[ I am pleased to present this guest post written by Ken Nelson, who blogs at his self-title blog Ken Nelson ]
My 12 year old son and I are in Georgia this week to attend the Army Marksmanship Unit Junior Shooter Camp.
Today, he and I visited Atlanta Arms & Ammo in Social Circle, GA. I needed .40 ammo for a training class I’m having on Friday, and they graciously agreed to show Brian & I around their plant.
If you reload then you know how frustrating and fussy reloading machines can be. Just imagine a shop filled with these:
Note that these are inline not rotary. Also everything is automatic. The only thing the operator needs to do is keep the primer rod full. They have a machine which fills the rod, the operator has to switch in a new one over every few hundred rounds.
Each of these machines makes about 60 rounds a minute, there were about 15 stations.
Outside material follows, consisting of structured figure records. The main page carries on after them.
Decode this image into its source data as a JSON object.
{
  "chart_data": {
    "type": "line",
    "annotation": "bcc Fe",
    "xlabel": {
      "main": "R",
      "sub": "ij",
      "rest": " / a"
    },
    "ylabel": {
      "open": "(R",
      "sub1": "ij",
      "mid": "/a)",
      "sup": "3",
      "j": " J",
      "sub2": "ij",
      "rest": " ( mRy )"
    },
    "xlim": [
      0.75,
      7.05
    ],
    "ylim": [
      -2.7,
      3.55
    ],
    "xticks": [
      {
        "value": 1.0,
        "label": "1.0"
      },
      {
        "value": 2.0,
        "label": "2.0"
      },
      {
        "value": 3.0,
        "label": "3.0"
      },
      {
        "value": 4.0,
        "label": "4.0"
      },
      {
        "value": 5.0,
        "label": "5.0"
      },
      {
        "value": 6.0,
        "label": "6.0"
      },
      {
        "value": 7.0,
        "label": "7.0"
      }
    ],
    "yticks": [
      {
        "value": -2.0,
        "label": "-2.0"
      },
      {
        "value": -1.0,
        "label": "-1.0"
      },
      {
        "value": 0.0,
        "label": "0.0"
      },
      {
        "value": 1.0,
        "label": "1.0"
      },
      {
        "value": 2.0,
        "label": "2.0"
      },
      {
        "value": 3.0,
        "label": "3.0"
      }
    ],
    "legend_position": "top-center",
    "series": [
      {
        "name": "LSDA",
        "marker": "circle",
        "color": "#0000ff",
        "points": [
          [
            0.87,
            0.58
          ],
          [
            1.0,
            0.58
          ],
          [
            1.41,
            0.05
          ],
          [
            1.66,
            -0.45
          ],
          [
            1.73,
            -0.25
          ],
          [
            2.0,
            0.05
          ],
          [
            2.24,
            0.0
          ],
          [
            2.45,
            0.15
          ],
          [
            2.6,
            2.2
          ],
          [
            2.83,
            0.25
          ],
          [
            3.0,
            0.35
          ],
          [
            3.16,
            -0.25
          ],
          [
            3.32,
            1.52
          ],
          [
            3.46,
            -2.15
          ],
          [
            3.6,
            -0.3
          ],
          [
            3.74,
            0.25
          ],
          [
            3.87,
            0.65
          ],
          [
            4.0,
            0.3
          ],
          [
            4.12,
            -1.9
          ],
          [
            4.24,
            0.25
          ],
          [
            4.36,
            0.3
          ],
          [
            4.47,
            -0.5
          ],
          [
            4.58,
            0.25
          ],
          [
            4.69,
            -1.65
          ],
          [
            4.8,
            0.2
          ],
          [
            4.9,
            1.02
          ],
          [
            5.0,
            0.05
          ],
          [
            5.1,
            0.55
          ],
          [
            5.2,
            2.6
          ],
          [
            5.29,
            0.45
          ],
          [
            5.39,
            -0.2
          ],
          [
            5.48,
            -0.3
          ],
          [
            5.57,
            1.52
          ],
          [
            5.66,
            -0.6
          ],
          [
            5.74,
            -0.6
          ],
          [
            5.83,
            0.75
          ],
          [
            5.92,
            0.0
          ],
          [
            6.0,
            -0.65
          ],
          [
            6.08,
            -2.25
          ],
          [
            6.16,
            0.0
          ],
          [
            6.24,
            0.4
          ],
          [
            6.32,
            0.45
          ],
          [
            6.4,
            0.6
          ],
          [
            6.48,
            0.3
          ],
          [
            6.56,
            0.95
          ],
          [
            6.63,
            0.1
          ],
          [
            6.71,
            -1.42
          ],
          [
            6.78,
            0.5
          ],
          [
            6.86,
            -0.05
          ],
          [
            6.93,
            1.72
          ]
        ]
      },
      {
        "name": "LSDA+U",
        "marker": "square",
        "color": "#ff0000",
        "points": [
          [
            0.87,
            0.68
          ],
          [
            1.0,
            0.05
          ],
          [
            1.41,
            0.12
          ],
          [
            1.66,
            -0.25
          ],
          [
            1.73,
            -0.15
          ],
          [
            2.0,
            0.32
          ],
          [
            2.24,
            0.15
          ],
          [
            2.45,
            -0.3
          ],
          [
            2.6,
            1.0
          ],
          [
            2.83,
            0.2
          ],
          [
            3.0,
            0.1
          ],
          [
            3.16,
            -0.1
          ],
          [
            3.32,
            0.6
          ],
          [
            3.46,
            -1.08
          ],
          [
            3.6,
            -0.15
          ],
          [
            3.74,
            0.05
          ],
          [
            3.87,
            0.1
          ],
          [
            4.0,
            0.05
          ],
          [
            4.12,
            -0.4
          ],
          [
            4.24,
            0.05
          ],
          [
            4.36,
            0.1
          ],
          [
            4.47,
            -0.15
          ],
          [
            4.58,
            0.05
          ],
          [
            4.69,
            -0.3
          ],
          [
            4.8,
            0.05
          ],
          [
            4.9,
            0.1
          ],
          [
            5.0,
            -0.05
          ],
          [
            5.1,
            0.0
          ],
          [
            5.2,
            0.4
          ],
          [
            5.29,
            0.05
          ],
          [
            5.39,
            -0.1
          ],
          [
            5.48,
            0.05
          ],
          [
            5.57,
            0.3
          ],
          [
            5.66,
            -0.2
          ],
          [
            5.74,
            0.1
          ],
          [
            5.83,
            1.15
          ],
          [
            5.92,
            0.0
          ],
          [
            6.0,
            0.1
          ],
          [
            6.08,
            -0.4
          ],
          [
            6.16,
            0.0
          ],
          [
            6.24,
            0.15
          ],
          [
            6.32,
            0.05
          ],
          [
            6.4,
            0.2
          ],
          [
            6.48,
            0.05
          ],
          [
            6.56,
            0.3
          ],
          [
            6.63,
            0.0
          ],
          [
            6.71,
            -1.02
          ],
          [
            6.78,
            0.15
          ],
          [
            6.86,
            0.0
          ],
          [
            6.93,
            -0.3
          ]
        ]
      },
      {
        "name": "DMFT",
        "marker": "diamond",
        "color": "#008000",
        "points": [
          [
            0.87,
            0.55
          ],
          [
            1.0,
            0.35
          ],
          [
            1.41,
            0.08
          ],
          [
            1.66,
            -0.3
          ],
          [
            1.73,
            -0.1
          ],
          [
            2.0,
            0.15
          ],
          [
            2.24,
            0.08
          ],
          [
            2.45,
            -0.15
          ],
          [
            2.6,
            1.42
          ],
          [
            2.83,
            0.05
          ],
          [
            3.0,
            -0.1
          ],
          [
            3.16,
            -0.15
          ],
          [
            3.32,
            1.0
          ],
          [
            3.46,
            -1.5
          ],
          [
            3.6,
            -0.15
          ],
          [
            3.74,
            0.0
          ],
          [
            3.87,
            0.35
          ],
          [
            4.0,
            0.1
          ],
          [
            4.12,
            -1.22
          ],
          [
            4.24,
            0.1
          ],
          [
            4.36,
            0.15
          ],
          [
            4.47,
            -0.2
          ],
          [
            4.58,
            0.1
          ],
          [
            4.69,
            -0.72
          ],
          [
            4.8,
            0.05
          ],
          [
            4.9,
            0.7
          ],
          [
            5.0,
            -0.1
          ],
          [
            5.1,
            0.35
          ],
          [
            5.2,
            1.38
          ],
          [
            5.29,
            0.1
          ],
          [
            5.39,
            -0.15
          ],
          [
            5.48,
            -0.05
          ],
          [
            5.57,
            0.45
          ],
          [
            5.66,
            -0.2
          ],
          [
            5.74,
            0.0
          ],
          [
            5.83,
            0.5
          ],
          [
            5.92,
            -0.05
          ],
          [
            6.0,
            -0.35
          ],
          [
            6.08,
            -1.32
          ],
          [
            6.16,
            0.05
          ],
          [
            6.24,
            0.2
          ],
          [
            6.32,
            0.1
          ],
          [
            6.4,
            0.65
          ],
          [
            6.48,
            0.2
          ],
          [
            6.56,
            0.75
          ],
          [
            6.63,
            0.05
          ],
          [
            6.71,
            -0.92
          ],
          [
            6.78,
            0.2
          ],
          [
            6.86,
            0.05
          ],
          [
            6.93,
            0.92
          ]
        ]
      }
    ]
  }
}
So you do the math 🙂
Each machine, which they generally buy used, costs $10,000 to $12,000. They then add customized switches and electronics to test that the machines are operating correctly. For instance the case sizer has an air line to it, if air slips out there is no seal and a switch goes off and drops out the bad round. Pretty slick!
As you can imagine they use a lot of bullets. And primers, which they also buy in 5 gallon buckets. They buy new brass, but also get a lot of once fired brass that they prepare in a whole another assembly line, including a system of brass sorters they designed themselves and that are quite clever.
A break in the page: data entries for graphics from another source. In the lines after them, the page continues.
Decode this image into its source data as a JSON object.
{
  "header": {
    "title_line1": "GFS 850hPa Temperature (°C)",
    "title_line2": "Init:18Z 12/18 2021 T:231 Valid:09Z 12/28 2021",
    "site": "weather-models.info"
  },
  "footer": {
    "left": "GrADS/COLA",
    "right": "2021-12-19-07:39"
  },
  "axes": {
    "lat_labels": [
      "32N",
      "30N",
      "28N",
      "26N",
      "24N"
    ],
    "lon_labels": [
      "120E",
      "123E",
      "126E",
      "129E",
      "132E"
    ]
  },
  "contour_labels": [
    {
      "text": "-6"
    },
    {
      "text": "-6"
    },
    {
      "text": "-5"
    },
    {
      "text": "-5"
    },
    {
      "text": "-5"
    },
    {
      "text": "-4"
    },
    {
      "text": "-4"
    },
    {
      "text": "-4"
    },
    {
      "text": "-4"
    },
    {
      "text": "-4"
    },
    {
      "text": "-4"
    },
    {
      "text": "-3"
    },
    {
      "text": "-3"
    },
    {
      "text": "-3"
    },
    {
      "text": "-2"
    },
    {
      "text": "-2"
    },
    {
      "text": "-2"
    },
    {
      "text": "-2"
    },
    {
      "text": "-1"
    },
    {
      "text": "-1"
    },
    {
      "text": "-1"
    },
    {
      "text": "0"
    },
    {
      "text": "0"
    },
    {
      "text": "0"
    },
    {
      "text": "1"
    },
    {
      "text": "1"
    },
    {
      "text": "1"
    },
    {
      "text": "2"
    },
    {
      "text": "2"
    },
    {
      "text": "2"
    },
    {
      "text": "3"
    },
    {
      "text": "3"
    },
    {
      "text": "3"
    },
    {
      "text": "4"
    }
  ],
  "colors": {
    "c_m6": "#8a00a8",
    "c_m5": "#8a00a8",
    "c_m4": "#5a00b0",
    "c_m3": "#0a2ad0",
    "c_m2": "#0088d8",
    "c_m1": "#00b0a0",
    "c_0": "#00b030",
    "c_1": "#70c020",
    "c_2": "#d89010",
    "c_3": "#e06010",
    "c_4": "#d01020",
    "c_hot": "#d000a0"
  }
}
Here is a front on view of an ammo making station:
To the left is a bucket of bullets, at top are brass and bullet feeders. The slender metal tube in the middle is the primer feeder. The machine at far right is a primer filler tube filler. Moving that filled tube to the machine is the only manual step and is done every few hundred shells. The black box with switches is the custom QA monitor they have tied to checks they’ve built in the machine.
After the ammo is made it goes in for polishing and then into a vibrator that gets them heavy (bullet) end up:
and are then hand packaged using a series of steps that flip them in a special die until all are facing the right way:
The elite shooters of the United States use their ammunition, including the Army Marksmanship Unit.
If you are looking for excellent ammo, made by a group of top notch and friendly people then Atlanta Arms & Ammo is for you. As we left our guide stressed that today, in these high reloading component cost times, in many cases they can get ammo to competitive shooters for about the same as reloading. Similar price… and I don’t have to spend hours running a reloader? Or pull my hair out when it doesn’t work? Sign me up!
Many thanks to Danny at Atlanta Arms & Ammo for setting up our tour. And to Kim for being such an agreeable and friendly host.